Rebel (Dead Man's Ink #1)

Photos of him. Everywhere.

Photos of him in a football uniform. Much younger. Unsmiling. Photos of him in a graduation gown, cap perfectly straight on his head. Still unsmiling. Another picture, with another diploma in his hand—I see the name of the institute printed on the mounting of the picture, and my head starts spinning. “Massachusetts Institute of Technology? You went to MIT?”

“I did,” he says. He doesn’t stop walking. The muscles in his jaw are jumping like crazy.

“Wow.” We pass more and more photos. Images of Rebel, sans his tattoos, shirtless and holding trophies, swimming trophies, still unsmiling. As we near the end of the hallway, the photos on the wall change dramatically. They’re not of Rebel the over-achiever. Rebel the sporting hero. They’re of Rebel the soldier. I try to slow, to look properly, but he tightens his grip, walking faster. “Will you—will you just stop!” I rip my hand free, backing up a few paces so I can look at the walls properly.

For some reason, my heart is hammering in my chest as I take it all in. The first picture of him is in a dress uniform, buttons shining brightly, hat placed firmly on his head. Unlike in his other pictures, there’s a quiet sense of pride lurking in those cool blue eyes of his. He looks so young. Just a baby. “How old are you here?” I whisper.

Rebel sighs, rubbing the back of his neck with one hand. His expression is tired as he joins me in front of the photograph, his chest so close to my back I can feel the heat of him radiating into me. “Fifteen,” he says. “I went to a military school.”

“And how was that?”

He laughs a hard laugh. “Like winning a five-year-long trip to motherfucking Disneyland. The fun just never ended. They called me Duke. Seems, when your name ends in ‘the third’, you can’t really avoid that shit.” His voice is full of sarcasm, but I can hear something else in there, too. Hatred. He hated it there. So why, then, does he look so proud in his uniform? I want to ask, but we’re not there yet. He probably wouldn’t tell me.

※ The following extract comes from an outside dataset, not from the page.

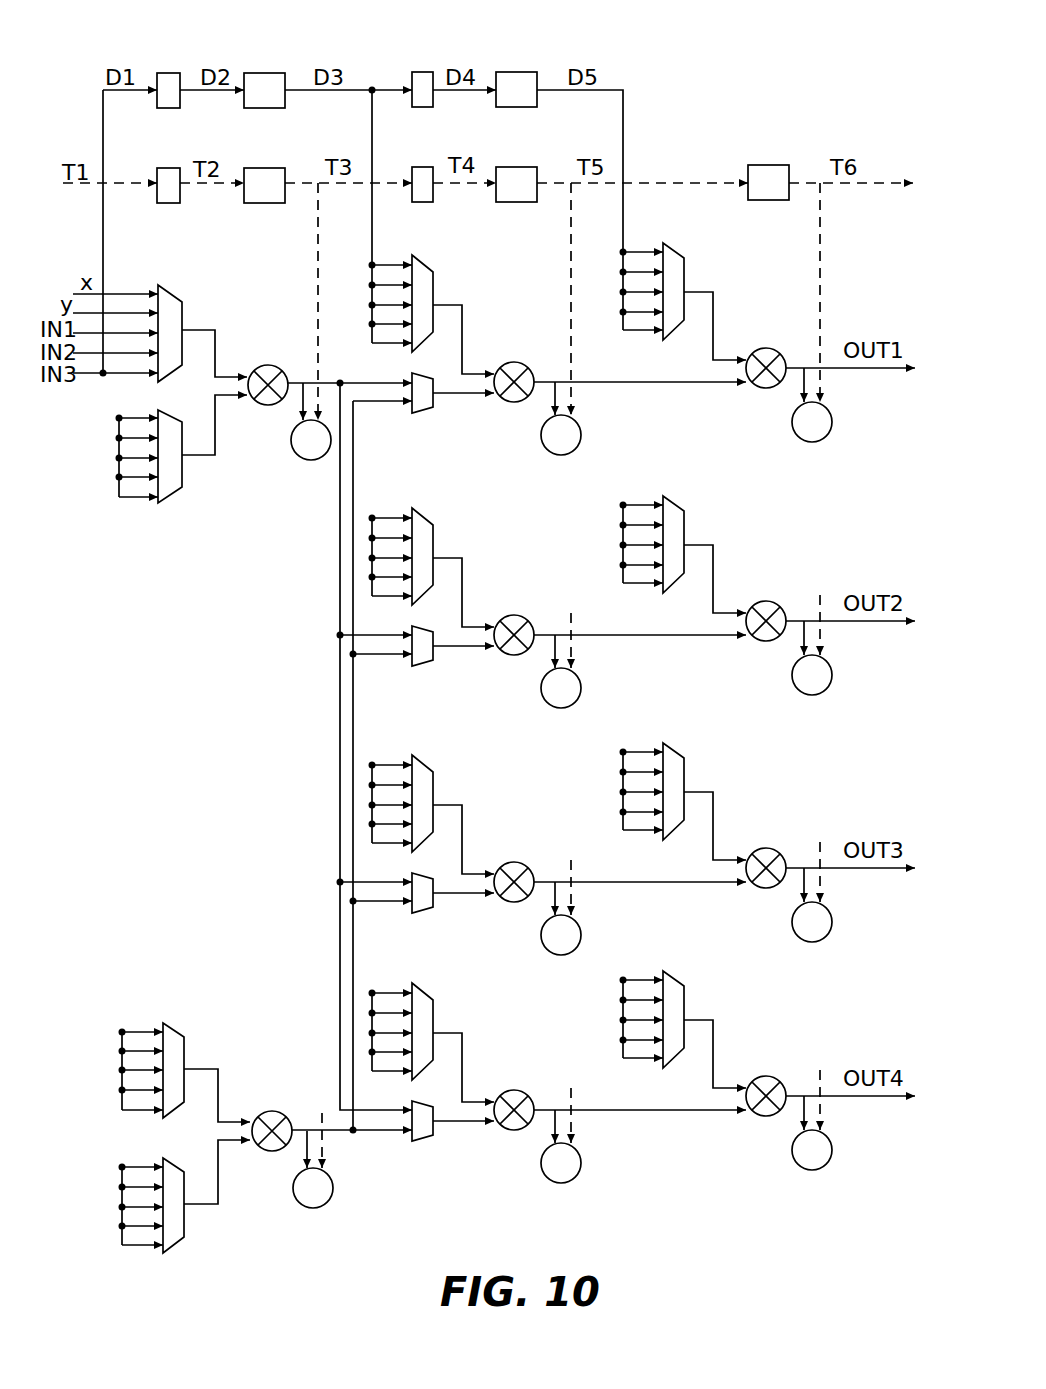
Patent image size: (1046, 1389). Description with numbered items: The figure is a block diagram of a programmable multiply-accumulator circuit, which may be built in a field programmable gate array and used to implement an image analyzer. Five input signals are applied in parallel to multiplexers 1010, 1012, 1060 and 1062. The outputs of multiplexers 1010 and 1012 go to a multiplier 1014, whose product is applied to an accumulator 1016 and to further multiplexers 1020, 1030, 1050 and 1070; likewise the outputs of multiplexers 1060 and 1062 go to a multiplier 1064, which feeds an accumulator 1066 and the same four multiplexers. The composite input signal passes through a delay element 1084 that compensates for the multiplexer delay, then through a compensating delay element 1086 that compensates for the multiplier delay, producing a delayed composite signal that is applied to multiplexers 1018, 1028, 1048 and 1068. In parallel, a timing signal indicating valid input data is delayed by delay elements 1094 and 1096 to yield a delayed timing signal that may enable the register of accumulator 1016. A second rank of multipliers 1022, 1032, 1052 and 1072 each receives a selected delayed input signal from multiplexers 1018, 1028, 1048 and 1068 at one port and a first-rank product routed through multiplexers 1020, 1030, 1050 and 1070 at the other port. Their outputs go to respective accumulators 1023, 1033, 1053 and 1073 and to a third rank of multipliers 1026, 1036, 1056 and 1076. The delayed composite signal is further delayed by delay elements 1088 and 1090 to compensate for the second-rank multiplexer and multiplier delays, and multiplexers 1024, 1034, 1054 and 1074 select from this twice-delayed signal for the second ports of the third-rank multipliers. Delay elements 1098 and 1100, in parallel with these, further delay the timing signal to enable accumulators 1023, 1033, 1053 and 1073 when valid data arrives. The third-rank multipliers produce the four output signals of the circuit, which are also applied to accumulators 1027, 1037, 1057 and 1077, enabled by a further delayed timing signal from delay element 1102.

I walk along, looking at the rest of the pictures. In each shot, he gets older, bigger, taller, stronger. That hardness develops in his eyes—not cruelty, but strength. A challenge to the outside world. The photos show images of him with a bunch of other men, always surrounded by other guys in uniform. Even frozen this way, trapped in some millisecond of the past, it’s clear they respected him. Gravitated toward him. There’s always an arm thrown over his shoulder. Someone grinning or laughing, pleased to be the guy standing next to him. I see Cade in nearly every single shot, no matter what the landscape in the background—from what must be training grounds at his school to actual army bases. And then…then to the desert.

“You didn’t just go to military school,” I say. “You signed up afterwards. You were deployed.” I turn to look at him. He doesn’t return my gaze—just stands there, staring at the history of his life, framed and hung on the walls of his father’s home. “Where did they send you?” I whisper.

“Afghanistan.” The word comes out flat. Devoid of any and all emotion. Rebel blinks, a visible shiver running through his body.

“And?” I need to know more. I never would have guessed he was in the army, but it makes sense. His club might as well be a military organization, after all. A military organization at war.

“And what? There is nothing else. I did two tours. I left and I didn’t look back. The end.” He takes hold of my hand again, this time not pulling me quite so determinedly, but drawing me away all the same.

“There is no the end on something like that, Rebel. The story’s never over. It becomes a part of you. There’s just what comes after.”

He narrows his eyes at me, opening the final door in the corridor—a room all on its own, separated from the others. “You seem to know a lot about ex-servicemen, Miss Sophia Letitia Marne. Did a couple of tours yourself, did you?”

“No. I was studying psychology before all of…this. We studied the way people’s perspectives on the world change when they were thrown into tense, dangerous situations and expected to fight. To put the welfare of others in front of their own.”